Un tren hacia el norte, de Agota Kristof
Una escultura en un parque, cerca de una estación abandonada.
Representa a un perro y a un hombre.
El perro está de pie y el hombre de rodillas con los brazos rodeando el cuello del animal y la cabeza ligeramente inclinada.
Los ojos del perro miran hacia la llanura que se extiende hasta que se pierde la vista, a la izquierda de la estación. Los ojos del hombre miran fijamente hacia delante por encima del lomo del perro, contemplan los raíles cubiertos de hierba, por donde no circula ningún tren desde hace mucho tiempo. Los habitantes se fueron del pueblo donde se encuentra la estación abandonada. Aún quedan algunos ciudadanos amantes de la naturaleza y la soledad que se instalan allí cuando hace buen tiempo, pero todos tienen coche.
También está el anciano que merodea por el parque y dice que esculpió al perro y que al abrazarlo —porque lo quería mucho— él mismo quedó petrificado.
Cuando se le pregunta cómo puede ser que aún siga ahí, vivo, de carne y hueso, contesta simplemente que está esperando el próximo tren hacia el Norte.

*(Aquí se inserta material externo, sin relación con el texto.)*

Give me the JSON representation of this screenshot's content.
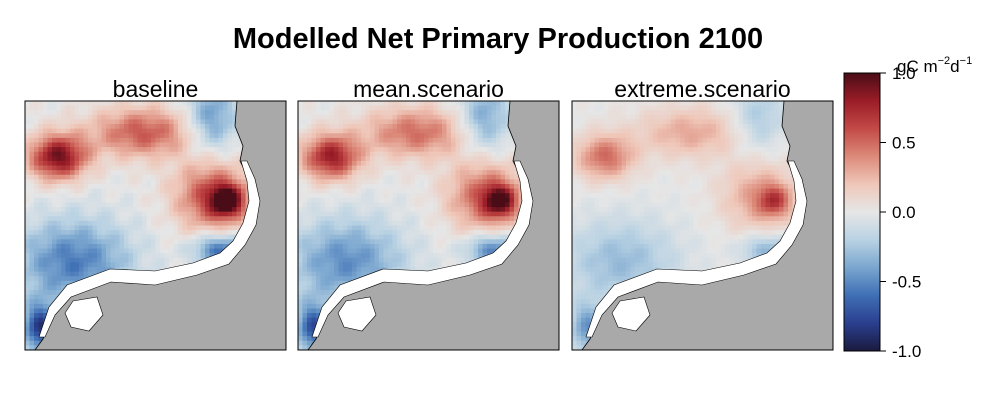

Nadie se atreve a decirle que ya no hay trenes hacia el Norte, que ya no hay trenes hacia ninguna parte. Le proponen llevarlo en coche pero niega con la cabeza.
—No, en coche no. Me esperan en la estación.
Le proponen llevarlo hasta la estación, hasta cualquier estación del Norte.
Vuelve a agitar la cabeza.
—No, gracias. Debo coger el tren. He escrito cartas. A mi madre. A mi mujer también. He escrito que llegaría con el tren de las ocho de la tarde. Mi mujer me espera en la estación con los niños. Mi madre también me espera. Desde que murió mi padre me espera para el entierro. Le prometí que iría al entierro. También me gustaría volver a ver a mi mujer y a mis hijos, a los que abandoné. Sí, los abandoné para convertirme en un gran artista. He sido pintor, escultor. Pero ahora tengo ganas de volver.
—Pero… todo eso, la carta a su madre y a su esposa, el entierro de su padre, ¿cuándo sucedió?
—Sucedió cuando… envenené a mi perro porque no me quería dejar marchar. Se me colgaba de la chaqueta, del pantalón, aullaba cuando me iba a subir al tren. Entonces lo envenené y lo enterré bajo la escultura.
—¿La escultura ya estaba allí?
—No, la hice al día siguiente. Esculpí a mi perro aquí, sobre su tumba. Y cuando llegó el tren para el Norte, lo abracé por última vez y… me quedé petrificado sobre su cuello. No quería dejarme marchar ni estando muerto.
—Sin embargo usted está aquí y espera un tren.
El anciano sonrió:
—No estoy tan loco como cree. Sé muy bien que no existo, estoy petrificado y acostado sobre el lomo de mi perro. También sé que los trenes ya no pasan por este lugar. También sé que mi padre está enterrado desde hace mucho tiempo y que mi madre, también muerta, ya no me espera en ninguna estación, nadie me espera. Mi mujer volvió a casarse, mis hijos ya son adultos. Soy viejo, señor, muy viejo, mucho más viejo de lo que cree. Soy una estatua, no me iré. Todo esto no es más que un juego entre mi perro y yo, un juego al que hemos jugado durante años, un juego que ganó de antemano en el momento en que lo conocí.